Regression on benches

by selimaktas - opened 12 days ago

Discussion

selimaktas

12 days ago

Hello!
I benched this model on SWE-Bench Verified (no tools, single shot) and BFCL v4 (multiturn subset), it shows regression on both. May have been the cause of unstable/high LR training.
Hope to see better versions in the future!

sakamakismile

11 days ago

Hi @selimaktas — appreciate the bench report. One adjacent data point that might help triangulate:

We rebuilt this checkpoint into an NVFP4 + MTP variant (sakamakismile/Carnice-V2-27b-NVFP4-TEXT-MTP) on the prefix-fixed BF16 source, and a 5-task agent capability suite (single tool call, multi-turn continuation, final synthesis, 3-way parallel tool calls, reasoning chain) all pass on RTX PRO 6000 + vLLM 0.19.1rc1:

Tool-call JSON arguments parse cleanly
<think> reasoning is correctly separated from final answer
Per-position MTP acceptance 0.934 (mean accept length 1.93/2.0 at n=1, ~3.0/4.0 at n=3)
Long-form decode lands ~103 tok/s at n=3

That doesn't refute SWE-Bench Verified / BFCL v4 regressions — they exercise much more agentic surface than five-prompt smoke tests — but it suggests the BF16 weights themselves are at least functionally healthy, and the bug Discussion #1 reported (triple language_model. prefix) is fully resolved in the current upload (we re-checked with safe_open after kai-os's fix).
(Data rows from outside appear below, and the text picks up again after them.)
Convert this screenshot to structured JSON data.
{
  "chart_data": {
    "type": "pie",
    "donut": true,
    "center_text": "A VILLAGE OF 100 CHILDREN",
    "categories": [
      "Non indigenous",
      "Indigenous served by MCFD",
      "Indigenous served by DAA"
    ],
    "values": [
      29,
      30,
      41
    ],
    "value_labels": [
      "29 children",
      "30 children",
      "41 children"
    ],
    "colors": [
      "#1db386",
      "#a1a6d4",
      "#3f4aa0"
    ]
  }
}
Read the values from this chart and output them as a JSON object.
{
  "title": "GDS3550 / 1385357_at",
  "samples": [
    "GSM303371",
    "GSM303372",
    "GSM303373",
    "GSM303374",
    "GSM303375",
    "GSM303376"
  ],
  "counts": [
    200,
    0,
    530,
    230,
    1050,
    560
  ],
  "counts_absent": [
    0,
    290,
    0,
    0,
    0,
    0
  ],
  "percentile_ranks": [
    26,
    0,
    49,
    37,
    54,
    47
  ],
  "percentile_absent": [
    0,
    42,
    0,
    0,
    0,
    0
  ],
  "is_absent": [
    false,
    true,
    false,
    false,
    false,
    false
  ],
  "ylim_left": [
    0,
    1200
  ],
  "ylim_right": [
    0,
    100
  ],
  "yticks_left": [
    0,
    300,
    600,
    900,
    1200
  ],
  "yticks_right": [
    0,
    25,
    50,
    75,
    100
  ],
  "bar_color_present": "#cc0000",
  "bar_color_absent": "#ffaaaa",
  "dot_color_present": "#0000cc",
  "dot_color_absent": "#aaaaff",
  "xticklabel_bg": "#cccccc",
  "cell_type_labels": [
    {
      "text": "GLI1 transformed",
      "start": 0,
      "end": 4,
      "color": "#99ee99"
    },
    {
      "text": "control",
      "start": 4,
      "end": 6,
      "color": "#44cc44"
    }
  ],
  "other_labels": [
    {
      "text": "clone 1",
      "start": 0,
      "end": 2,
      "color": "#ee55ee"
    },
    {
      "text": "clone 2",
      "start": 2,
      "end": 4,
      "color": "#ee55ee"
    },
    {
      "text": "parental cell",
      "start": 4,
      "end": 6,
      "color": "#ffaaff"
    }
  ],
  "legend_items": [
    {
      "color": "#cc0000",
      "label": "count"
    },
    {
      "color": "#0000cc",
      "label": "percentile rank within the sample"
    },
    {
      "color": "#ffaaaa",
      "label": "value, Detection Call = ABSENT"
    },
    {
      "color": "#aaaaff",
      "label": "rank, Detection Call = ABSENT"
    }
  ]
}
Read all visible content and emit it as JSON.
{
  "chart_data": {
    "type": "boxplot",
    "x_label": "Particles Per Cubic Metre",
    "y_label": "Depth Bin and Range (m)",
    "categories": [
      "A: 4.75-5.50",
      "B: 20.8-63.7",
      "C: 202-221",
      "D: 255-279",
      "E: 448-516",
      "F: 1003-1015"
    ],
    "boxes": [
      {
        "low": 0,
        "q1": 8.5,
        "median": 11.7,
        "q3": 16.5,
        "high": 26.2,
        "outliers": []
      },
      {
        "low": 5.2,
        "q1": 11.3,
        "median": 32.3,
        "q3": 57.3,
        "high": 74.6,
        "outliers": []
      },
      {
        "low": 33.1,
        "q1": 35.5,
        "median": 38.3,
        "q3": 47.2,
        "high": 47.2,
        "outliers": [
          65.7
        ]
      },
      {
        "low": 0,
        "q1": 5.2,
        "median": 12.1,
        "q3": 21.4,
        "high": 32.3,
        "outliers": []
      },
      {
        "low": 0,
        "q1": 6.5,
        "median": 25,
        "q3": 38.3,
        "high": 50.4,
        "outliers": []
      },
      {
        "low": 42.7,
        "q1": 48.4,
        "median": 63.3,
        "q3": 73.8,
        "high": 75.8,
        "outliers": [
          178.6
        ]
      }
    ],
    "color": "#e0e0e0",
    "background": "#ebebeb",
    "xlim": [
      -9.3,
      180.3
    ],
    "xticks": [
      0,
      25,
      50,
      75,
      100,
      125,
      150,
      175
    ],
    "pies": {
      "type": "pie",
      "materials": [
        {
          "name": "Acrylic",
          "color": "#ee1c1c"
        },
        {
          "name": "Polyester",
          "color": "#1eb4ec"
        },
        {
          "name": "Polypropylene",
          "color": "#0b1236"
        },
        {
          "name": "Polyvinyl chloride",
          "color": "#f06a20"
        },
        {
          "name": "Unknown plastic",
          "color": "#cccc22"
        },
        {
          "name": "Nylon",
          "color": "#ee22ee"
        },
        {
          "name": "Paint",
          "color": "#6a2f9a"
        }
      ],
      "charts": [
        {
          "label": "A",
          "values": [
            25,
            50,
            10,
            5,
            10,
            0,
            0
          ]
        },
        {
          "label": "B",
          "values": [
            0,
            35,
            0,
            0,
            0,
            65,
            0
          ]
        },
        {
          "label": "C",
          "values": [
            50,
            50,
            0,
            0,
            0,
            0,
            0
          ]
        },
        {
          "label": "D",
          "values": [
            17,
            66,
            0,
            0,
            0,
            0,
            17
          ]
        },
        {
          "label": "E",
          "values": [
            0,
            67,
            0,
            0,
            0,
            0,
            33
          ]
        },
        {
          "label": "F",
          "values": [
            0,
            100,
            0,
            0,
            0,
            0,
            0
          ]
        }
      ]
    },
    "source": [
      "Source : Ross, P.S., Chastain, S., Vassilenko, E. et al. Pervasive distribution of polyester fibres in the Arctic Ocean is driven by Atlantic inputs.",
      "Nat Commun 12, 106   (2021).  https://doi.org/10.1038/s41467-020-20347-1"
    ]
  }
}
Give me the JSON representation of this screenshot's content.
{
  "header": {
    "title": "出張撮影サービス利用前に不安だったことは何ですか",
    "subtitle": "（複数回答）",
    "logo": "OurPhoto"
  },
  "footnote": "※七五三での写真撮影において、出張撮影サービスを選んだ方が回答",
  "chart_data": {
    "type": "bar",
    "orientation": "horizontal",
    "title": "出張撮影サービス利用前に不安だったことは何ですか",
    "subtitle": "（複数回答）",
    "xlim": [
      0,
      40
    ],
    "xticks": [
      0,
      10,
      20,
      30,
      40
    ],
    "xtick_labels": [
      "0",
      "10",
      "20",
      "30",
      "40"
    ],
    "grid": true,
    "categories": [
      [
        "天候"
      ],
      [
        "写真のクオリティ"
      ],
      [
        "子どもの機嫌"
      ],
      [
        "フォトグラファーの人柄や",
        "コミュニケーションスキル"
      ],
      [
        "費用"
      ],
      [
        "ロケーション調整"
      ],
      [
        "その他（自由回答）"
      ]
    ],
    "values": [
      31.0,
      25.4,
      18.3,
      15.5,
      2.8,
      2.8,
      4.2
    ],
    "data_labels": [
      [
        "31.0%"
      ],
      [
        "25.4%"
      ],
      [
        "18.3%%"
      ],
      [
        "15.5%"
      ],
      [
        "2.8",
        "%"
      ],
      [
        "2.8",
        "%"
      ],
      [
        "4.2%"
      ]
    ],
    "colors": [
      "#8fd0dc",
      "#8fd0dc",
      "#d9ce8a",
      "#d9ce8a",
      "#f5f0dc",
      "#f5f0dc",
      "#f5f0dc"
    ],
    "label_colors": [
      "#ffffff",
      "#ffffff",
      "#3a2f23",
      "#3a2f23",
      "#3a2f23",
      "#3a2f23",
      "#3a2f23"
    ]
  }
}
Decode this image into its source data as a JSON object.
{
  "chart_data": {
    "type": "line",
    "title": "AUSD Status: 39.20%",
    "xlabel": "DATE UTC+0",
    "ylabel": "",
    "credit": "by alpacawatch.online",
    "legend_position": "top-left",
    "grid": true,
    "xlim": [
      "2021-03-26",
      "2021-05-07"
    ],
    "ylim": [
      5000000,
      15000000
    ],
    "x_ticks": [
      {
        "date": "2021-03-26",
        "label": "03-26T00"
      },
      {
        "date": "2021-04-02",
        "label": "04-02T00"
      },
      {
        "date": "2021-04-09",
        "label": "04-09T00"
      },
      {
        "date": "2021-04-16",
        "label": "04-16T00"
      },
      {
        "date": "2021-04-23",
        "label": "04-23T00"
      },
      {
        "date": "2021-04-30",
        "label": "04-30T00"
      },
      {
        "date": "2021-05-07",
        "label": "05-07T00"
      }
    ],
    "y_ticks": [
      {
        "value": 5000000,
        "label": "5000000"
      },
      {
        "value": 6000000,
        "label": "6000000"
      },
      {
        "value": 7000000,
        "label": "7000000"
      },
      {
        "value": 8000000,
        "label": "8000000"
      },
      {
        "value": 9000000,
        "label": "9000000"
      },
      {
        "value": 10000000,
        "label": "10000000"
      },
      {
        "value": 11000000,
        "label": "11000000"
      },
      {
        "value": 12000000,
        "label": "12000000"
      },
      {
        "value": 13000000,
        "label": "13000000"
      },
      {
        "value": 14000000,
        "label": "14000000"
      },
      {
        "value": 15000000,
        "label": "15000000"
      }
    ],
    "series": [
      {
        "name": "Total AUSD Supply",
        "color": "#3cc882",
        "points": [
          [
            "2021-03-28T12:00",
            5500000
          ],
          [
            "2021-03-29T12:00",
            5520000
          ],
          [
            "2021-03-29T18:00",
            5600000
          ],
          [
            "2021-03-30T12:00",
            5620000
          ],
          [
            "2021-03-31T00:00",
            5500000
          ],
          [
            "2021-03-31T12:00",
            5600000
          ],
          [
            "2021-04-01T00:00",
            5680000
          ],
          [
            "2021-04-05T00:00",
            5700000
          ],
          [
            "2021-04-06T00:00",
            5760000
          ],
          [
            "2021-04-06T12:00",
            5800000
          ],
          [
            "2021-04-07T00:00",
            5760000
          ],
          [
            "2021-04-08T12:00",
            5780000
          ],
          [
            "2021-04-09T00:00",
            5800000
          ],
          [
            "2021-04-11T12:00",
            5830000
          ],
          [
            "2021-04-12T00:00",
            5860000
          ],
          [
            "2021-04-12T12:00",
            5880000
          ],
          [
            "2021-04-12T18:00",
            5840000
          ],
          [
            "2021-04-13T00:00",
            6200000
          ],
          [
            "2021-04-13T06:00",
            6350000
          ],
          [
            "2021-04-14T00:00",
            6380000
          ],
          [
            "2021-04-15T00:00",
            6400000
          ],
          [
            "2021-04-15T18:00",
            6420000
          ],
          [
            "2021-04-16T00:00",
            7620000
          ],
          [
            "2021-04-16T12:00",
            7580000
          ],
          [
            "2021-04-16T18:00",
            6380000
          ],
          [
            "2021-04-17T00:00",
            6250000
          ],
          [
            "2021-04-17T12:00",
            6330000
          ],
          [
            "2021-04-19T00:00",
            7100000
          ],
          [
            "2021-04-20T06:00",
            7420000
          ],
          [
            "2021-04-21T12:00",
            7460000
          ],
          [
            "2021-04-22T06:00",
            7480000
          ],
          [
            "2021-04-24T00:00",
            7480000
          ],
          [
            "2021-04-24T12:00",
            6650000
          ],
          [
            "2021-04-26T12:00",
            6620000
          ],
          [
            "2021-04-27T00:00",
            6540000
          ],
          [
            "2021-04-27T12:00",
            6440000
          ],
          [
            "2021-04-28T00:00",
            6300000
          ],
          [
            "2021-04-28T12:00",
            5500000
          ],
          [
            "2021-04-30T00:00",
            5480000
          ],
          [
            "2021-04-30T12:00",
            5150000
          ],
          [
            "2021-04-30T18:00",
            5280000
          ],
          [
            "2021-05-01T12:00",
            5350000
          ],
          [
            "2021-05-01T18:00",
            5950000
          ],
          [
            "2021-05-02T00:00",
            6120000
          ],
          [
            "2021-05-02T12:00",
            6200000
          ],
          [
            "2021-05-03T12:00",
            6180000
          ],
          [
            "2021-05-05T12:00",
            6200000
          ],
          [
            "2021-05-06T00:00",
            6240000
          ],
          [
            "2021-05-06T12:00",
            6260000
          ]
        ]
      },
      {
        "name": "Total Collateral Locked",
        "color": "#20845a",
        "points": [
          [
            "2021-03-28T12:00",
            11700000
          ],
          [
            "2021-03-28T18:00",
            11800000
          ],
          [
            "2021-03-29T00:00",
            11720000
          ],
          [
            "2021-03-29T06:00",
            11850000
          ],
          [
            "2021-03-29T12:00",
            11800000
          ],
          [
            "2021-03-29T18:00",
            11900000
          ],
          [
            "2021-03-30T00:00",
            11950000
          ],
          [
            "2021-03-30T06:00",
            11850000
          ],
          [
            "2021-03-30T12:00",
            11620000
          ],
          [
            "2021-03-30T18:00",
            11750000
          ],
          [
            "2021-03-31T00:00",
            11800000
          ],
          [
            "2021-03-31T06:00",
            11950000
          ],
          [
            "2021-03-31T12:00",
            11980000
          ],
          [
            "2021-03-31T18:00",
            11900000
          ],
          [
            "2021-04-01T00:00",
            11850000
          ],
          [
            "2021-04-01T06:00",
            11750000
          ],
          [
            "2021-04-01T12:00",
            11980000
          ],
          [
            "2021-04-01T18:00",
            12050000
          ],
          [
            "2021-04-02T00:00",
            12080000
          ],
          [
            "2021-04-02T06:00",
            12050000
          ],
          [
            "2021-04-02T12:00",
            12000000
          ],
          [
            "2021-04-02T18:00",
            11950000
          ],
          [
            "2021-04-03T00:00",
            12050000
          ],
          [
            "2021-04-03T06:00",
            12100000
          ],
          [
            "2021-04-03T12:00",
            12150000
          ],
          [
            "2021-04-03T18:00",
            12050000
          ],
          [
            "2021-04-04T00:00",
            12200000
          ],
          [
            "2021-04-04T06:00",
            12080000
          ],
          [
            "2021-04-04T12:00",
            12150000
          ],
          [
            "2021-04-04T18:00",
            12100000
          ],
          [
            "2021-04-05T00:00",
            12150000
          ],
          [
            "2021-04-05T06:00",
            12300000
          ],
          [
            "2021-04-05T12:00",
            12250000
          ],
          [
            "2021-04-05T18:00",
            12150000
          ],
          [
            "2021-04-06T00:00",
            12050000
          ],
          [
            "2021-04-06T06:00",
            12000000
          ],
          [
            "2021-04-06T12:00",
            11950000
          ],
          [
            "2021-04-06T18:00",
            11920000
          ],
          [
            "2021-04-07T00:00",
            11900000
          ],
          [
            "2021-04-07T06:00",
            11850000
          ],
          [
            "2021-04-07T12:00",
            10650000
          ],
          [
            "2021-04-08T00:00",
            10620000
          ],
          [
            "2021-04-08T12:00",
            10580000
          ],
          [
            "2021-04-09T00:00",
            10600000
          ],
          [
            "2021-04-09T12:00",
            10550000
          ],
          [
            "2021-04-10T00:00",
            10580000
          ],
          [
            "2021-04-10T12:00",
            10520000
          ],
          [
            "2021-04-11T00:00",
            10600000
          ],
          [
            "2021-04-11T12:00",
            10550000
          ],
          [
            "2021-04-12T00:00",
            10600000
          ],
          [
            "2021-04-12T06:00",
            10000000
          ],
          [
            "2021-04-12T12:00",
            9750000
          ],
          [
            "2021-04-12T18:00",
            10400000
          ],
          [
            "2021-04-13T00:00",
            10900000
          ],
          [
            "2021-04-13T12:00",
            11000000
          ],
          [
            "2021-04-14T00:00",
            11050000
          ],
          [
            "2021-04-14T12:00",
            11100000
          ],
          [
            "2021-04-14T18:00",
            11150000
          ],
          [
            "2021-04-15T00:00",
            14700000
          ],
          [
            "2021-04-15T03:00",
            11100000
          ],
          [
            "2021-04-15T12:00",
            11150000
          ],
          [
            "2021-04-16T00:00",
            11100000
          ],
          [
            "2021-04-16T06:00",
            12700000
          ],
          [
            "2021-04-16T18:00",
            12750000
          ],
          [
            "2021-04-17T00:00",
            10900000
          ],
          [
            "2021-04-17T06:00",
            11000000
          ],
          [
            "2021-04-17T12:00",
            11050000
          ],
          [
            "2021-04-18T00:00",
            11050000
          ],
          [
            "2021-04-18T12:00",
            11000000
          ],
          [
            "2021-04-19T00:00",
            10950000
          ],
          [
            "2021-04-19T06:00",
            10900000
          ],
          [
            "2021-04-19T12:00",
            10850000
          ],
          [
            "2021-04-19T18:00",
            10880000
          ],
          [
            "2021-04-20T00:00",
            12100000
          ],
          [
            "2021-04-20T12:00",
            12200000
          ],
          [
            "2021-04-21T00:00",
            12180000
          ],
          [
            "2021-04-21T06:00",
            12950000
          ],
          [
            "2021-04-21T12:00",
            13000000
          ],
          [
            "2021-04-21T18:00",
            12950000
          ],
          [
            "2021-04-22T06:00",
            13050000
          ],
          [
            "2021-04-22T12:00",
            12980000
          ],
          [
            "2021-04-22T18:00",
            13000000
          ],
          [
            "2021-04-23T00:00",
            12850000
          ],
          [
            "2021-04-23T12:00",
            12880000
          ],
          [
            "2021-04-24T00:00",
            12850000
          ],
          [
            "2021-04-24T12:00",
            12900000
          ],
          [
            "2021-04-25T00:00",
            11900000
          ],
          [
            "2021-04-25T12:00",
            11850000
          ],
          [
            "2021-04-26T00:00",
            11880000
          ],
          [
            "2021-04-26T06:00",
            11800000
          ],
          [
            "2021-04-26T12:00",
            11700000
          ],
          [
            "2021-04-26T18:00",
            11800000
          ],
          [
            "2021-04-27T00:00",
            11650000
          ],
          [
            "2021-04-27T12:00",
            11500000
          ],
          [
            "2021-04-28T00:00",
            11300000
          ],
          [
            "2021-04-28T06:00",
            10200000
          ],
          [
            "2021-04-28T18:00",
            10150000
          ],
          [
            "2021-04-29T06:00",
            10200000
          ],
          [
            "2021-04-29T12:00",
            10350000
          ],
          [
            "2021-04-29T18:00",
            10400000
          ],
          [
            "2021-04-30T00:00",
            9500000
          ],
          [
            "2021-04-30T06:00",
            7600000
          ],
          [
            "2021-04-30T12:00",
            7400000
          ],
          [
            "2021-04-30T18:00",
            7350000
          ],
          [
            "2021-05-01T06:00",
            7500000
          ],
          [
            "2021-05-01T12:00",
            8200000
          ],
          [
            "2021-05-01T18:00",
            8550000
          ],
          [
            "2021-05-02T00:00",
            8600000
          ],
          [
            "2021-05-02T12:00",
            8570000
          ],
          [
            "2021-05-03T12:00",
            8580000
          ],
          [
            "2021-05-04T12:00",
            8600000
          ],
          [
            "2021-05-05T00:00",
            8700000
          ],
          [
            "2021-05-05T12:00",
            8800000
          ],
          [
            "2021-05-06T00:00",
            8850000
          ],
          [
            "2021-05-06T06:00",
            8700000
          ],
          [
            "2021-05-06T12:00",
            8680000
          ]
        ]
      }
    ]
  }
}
Two things that bit us during evaluation that are worth ruling out on your side, since they look like accuracy regressions if you don't know to set them:

--reasoning-parser qwen3 — without this, <think>...</think> chains land in the chat content the harness reads as the "final answer", which destroys agentic eval scores even on a perfectly-tuned model.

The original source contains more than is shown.